7.06am update: China stocks waver
China stocks flitted in and out of negative territory but turned positive as the start-up index gained on fresh regulatory reform, while investors awaited big banks to release their earnings after a tumultuous first quarter.
At the midday break, the Shanghai Composite index was up 0.1 percent at 2,818.48 points, after dropping 2 percent to its lowest level in more than three weeks in morning trade.
China’s blue-chip CSI300 index was up 0.8 percent, with its financial sector sub-index rising 1.2 percent, the consumer staples sector up 1.6 percent, the real estate index up 1.7 percent and the healthcare sub-index climbed 0.1 percent.
5.45am update: HSBC first-quarter profit halves on increased loan loss provisions due to coronavirus crisis
HSBC Holdings PLC’s first-quarter profit nearly halved from a year-ago, missing estimates, after boosting provisions against bad loans as the coronavirus pandemic hits borrowers worldwide.
Europe’s biggest bank by assets said profit before tax came in at $3.21 billion for January-March, down from $6.21 billion a year ago and below an average analyst forecast of $3.67 billion compiled by the bank.

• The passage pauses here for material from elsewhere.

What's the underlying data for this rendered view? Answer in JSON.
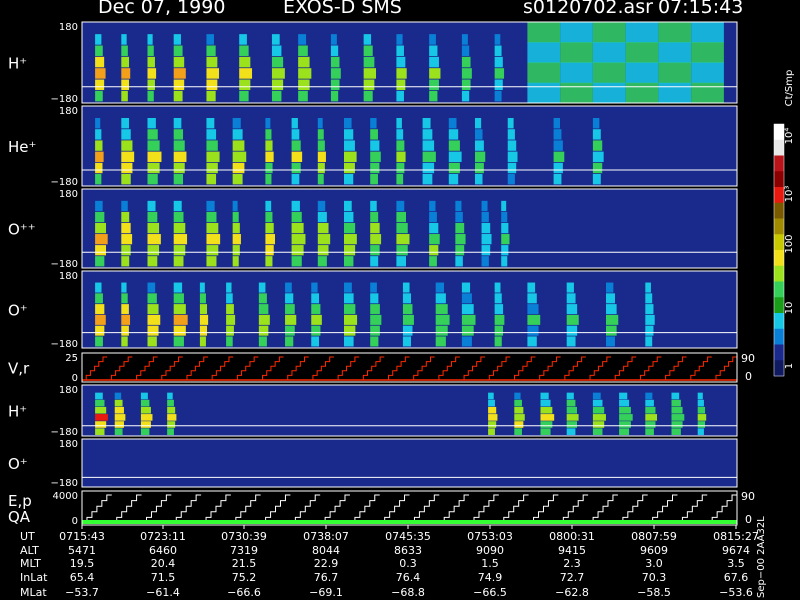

The bank increased its expected credit impairment charges by a hefty $2.4 billion to $3 billion due to the impact of COVID-19 and weakening oil prices as well as “a significant charge related to a corporate exposure in Singapore”, it said.
HSBC warned the impact of the pandemic on the global economy would mean a rise in bad loans, and sustained pressure on its revenues as customer activity declined and lower central bank interest rates squeezed margins.